The court also dismissed the respondent’s appeal insofar as it related to certain aspects of the Tribunal’s decision. This indicates that while the respondent’s overall position (revocation) failed, some narrower issues raised by the respondent did not warrant appellate intervention.
Why Does This Case Matter?
This decision is significant for practitioners because it demonstrates the High Court’s willingness to scrutinise IPOS tribunal reasoning in patent revocation proceedings, particularly where technical evidence and claim construction are central. Biotechnology and chemical patents often turn on fine distinctions—such as what exactly is disclosed in the prior art, what a skilled person would understand, and whether the specification enables the claimed results. Martek v Cargill reinforces that appellate review will focus on whether the statutory requirements for patentability and sufficiency were properly applied to the amended claims.
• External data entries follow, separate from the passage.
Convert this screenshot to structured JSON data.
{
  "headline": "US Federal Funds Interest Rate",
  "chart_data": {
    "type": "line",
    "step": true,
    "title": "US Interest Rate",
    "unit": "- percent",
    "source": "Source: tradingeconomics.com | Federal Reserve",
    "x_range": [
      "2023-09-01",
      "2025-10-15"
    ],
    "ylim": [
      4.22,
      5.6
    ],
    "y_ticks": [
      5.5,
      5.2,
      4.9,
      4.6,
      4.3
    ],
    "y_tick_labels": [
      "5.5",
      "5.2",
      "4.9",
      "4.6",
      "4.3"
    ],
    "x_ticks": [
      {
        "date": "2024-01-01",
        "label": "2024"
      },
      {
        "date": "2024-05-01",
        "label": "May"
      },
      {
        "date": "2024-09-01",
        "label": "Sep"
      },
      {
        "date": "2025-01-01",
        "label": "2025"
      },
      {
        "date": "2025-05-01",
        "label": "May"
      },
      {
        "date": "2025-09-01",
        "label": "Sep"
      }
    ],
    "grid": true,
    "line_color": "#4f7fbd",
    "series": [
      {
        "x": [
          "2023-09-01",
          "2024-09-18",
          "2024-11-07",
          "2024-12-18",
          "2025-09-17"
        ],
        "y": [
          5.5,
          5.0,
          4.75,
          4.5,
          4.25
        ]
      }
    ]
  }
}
From a litigation strategy perspective, the case also illustrates the importance of expert evidence quality and relevance. The Tribunal’s caution about Dr Puah’s expertise, and the respondent’s confirmation that it relied only on the other expert and objective prior art texts, shows how evidential credibility can affect the weight of technical testimony. Even where an expert is not fully persuasive, the tribunal and the court may still base findings on documentary prior art and the remaining expert evidence—yet the overall validity conclusion must still satisfy the statutory tests.
Finally, the case matters because it sits within a broader dispute between the same parties over related patents. The High Court’s reference to Martek v Cargill (No 1) suggests continuity in the legal and factual matrix. For researchers and counsel, this provides a roadmap for how the court approaches similar technical subject matter and how it treats prior art disclosures across multiple patents in the same family of disputes.
Legislation Referenced
- Patents Act (Cap 221, 2005 Rev Ed), in particular:
- Section 80(1)(a) (patentability / patentable invention requirement)
- Section 80(1)(c) (insufficiency / clear and complete disclosure)
- Section 80(2) (re-examination mechanism)
- Evidence Act (Cap 97, 1997 Rev Ed)
- Rules of Court (Cap 322, R5, 2006 Ed)
Cases Cited
- Martek Biosciences Corporation v Cargill International Trading [2011] 4 SLR 429 (“Martek v Cargill (No 1)”)
- [2012] SGHC 35 (this case)
Source Documents
This article analyses [2012] SGHC 35 for legal research and educational purposes. It does not constitute legal advice. Readers should consult the full judgment for the Court's complete reasoning.